Some cities offer business friendly tax structures or other incentives.
Some cities, due to their large population centers, have access to larger pools of customers and employees. Some cities have greater networking resources leading to greater potential business opportunities. Other cities have significant numbers of incubators and accelerators making them great cities to launch a startup.
Then there are cities that have a plethora of amenities, entertainment, cultural and lifestyle attractions. And still others do a great job meeting the needs of small business entrepreneurs through business support services and infrastructure.
As part of a larger study we did here at Small Business Trends, we identified the top 30 U.S. cities for small business entrepreneurs. The following list includes businesses with 1 to 49 employees. It is based on various sources of information including the most recently available U.S. Census Business Patterns survey.
Top Cities For Small Business Entrepreneurs
New York City
The city with the largest population in the U.S. also has the largest population of small business owners in the country, with 98,944. In addition to the large population, the large base of small business entrepreneurs can be attributed to New York City’s large and diverse community and available workforce. Industries attracting small business entrepreneurs are retail, technology, healthcare, food service and real estate.
The fourth largest city in terms of population is second on the list of most small business entrepreneurs, with 68,036. Since Texas doesn’t collect personal property or corporate income taxes, Houston offers a business friendly tax structure to small business entrepreneurs. The city also offers a number of incentives and programs, such such as enterprise zones and educational outlets like the University of Houston’s Small Business Development Center. Top industries for small business owners are technology, social assistance, retail, hotel, finance and manufacturing.

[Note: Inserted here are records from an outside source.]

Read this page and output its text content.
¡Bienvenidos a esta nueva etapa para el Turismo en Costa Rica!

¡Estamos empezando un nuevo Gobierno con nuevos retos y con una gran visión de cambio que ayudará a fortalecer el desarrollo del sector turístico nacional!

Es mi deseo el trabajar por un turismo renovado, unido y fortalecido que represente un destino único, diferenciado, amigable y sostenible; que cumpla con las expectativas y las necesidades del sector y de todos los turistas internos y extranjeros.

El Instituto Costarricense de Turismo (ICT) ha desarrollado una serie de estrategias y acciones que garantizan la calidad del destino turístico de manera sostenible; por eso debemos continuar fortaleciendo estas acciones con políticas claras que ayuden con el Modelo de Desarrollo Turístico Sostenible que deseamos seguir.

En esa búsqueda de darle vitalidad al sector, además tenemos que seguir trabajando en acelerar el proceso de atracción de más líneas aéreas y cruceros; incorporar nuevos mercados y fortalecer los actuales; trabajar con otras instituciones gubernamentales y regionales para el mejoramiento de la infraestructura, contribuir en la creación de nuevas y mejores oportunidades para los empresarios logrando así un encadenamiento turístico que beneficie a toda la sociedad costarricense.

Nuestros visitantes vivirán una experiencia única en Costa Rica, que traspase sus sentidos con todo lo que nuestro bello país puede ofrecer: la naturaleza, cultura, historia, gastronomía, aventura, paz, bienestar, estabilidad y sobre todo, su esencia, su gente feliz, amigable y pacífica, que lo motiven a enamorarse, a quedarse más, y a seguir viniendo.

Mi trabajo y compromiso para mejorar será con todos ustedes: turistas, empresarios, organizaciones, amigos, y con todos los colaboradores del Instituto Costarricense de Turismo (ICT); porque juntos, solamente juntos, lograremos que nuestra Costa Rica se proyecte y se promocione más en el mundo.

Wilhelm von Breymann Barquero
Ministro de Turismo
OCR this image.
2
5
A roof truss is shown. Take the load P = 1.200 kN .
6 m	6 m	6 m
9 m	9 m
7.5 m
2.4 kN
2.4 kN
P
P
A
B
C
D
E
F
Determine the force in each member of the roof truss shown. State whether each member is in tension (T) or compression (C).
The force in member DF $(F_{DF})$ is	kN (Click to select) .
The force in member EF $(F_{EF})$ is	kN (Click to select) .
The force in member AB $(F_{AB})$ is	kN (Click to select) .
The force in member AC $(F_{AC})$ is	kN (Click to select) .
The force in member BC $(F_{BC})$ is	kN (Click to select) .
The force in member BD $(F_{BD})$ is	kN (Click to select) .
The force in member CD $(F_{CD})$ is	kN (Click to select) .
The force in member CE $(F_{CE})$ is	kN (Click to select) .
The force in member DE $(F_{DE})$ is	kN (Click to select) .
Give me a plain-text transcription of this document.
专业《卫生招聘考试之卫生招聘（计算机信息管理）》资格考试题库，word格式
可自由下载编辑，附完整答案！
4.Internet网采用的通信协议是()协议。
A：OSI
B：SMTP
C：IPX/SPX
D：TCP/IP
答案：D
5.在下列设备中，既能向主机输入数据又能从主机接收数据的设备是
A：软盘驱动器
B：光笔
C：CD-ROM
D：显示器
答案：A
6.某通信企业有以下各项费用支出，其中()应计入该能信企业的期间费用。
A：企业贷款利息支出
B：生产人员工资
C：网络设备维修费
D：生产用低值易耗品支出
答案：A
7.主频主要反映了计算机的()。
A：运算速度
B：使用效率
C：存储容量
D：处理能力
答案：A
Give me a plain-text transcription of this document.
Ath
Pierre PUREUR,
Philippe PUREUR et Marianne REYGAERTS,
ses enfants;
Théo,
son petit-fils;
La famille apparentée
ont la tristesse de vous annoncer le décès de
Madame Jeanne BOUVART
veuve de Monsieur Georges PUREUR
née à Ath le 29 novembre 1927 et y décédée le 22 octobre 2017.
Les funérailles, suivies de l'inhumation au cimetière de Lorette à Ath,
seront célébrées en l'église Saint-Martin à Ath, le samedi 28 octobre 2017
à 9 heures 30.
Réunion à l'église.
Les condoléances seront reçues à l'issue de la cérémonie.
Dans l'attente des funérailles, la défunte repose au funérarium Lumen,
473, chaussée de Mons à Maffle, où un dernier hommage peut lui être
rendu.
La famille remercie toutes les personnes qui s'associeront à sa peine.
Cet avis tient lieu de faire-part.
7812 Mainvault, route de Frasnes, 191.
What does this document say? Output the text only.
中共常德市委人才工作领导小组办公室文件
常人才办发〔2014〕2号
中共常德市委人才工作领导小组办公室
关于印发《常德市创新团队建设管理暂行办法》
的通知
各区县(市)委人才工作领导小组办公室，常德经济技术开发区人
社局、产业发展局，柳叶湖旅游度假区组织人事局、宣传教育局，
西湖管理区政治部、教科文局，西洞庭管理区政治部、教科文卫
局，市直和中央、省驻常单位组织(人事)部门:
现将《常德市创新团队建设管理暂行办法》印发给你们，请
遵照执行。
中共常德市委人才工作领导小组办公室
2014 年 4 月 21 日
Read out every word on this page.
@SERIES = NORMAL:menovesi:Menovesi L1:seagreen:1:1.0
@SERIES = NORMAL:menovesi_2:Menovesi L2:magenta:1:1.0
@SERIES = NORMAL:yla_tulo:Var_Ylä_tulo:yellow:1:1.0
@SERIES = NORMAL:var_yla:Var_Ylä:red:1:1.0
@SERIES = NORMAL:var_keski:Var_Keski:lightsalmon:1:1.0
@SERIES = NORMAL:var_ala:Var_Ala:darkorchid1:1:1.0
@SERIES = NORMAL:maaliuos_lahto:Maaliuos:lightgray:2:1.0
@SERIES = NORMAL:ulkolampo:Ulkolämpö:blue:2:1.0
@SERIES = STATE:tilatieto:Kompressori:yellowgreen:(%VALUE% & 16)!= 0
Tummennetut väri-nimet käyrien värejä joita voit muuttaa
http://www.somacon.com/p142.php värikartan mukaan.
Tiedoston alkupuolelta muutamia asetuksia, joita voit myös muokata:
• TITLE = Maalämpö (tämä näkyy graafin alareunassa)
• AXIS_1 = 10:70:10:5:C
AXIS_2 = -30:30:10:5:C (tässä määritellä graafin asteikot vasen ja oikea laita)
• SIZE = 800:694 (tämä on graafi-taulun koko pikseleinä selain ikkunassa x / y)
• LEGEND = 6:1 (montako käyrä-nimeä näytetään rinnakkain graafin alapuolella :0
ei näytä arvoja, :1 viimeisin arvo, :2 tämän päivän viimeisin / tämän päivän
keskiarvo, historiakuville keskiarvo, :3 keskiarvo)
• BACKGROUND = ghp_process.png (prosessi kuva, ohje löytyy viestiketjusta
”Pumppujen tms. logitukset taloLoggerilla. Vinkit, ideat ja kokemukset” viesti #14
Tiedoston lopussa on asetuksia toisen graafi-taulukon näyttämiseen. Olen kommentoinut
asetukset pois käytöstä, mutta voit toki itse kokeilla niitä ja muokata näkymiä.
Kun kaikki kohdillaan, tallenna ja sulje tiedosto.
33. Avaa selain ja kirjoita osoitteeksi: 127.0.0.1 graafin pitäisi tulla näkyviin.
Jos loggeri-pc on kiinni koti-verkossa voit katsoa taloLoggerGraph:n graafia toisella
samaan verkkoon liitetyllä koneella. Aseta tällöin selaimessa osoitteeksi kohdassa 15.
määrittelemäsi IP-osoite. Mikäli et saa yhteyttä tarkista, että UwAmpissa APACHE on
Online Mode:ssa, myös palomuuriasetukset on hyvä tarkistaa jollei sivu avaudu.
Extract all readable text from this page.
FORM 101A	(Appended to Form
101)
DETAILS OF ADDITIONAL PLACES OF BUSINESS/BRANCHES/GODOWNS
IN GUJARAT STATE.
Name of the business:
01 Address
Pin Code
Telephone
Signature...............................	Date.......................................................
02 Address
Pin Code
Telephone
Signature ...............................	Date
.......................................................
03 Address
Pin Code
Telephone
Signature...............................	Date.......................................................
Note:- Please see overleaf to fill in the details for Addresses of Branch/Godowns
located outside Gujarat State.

The second largest city in the U.S. has about 62,627 small businesses. Due in part to the large entertainment industry in Los Angeles, which thrives in any economy, there’s a huge need for businesses in a variety of different creative fields. Hospitality, tourism, retail, insurance, transportation and food are all large industries in this city, making it a popular place for small business entrepreneurs in those fields to thrive.
Although Miami is 44th in the U.S. in terms of population, the city has 57,690 small business entrepreneurs. Aside from the warm climate and diverse population of the city, Miami also offers business incentives such as enterprise, empowerment zones and lack of personal income taxes. Thriving industries for small business are bioscience, medical research, tourism, food and retail.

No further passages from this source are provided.